AssertionError when trying to operate with MatrixTable read from S3

Hello,

I have been testing Hail on an AWS Spark cluster and using a S3 bucket to store MatrixTables. I uploaded a test dataset from a local machine into the S3 and I can read it fine with read_matrix_table. With this test dataset, I run sample_qc, run a PCA and remove related samples etc.

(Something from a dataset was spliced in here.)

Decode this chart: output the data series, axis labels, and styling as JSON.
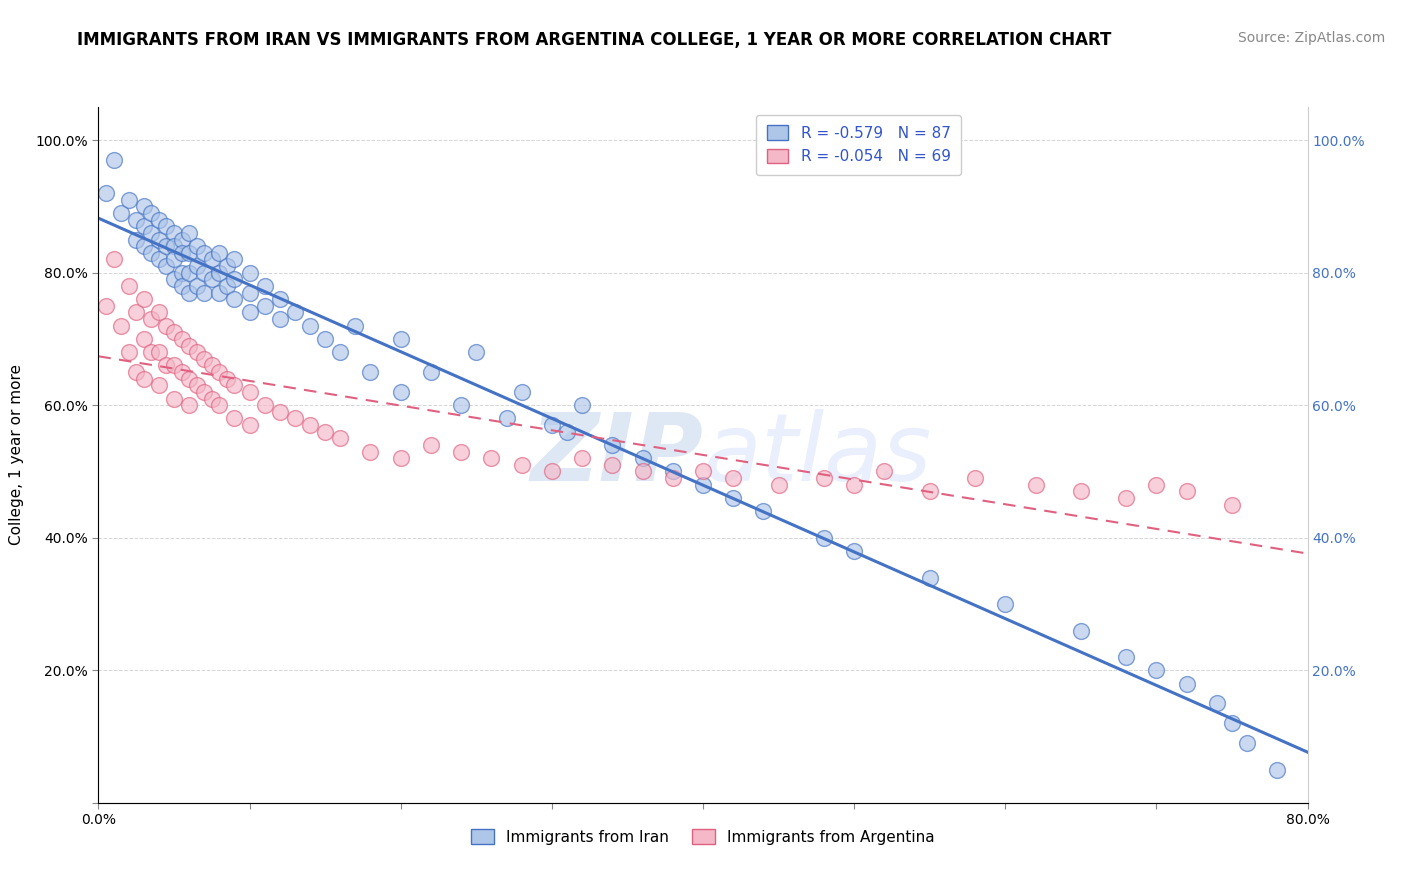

If I keep the modified MatrixTable in memory, and try to train the gnomad module’s variant recalibration random forest model, it run with no problems. However, If I write the modified MatrixTable into the S3 and try read_matrix_table it the random forest model training does not work, giving me an AssertionError. Moreover, if I try to show() entries records (GT for example) it gives me the same error.

Any help is appreciated. Thanks!

assertionerror.txt (35.4 KB)

The error suggests this is a bug in Hail. We recently changed some defaults so that we’d run a faster, but less battle-tested codepath, and it’s possible that doing so exposed this.

As a way to check that, can you try putting:

hl._set_flags(no_whole_stage_codegen='1')

at the top of your script? If that resolves your issue, it narrows things down for us a bit w.r.t. determining the source of the problem.

Tried the flag, but it runs into an another error:

import hail as hl
hl._set_flags(no_whole_stage_codegen=‘1’)

error_flag.txt (7.0 KB)

What does your script start with? Do you call hl.init explicitly?

Yes, this is what the script preamble at the moment:

import hail as hl

from bokeh.embed import file_html
from bokeh.resources import CDN

from gnomad.utils.filtering import filter_to_autosomes
from gnomad.utils.annotations import add_variant_type

from gnomad.utils.annotations import bi_allelic_site_inbreeding_expr
from gnomad.variant_qc.random_forest import apply_rf_model, median_impute_features
from gnomad.variant_qc.pipeline import train_rf_model

DEFAULT_REF = "GRCh38"

hl.init(
    sc,
    idempotent=True,
    quiet=True,
    skip_logging_configuration=True,
    default_reference=DEFAULT_REF
)

try setting the flag after your call to init, I think.

Nice! The flag seems to have solved the read problems, but I got another error during the random forest model. I don’t know if you can help me since it seems to be happening during the execution of a gnomad’s function apply_rf_model(), but any input is appreciated. I will mark as solution. If you think I should open a new thread please tell me.

Thanks!

TaskCompletionListenerException.txt (20.1 KB)

# %% Training the model
rf_trained_ht, rf_model = train_rf_model(
    rf_ht,
    rf_features=features,
    tp_expr=rf_ht.tp,
    fp_expr=rf_ht.fp,
    test_expr=hl.literal(test_intervals).any(
        lambda interval: interval.contains(rf_ht.locus)
    ),
)

# %% Joining results
ht = rf_ht.join(rf_trained_ht, how="left")

--> Failing here <--
rf_results = apply_rf_model(
    ht=ht,
    rf_model=rf_model,
    features=hl.eval(rf_trained_ht.features),
    label="rf_label",
    prediction_col_name="rf_prediction",
)

I think moving that question to a new thread would be for the best, yeah.

Separately, I’d still like to fix the problem you were running into initially. Setting a flag is a temporary fix that will eventually go away, real problem still needs to be fixed. Could you share the script you were running? You mentioned a “test dataset”, is that a public one? If I could reproduce your error things would be easier.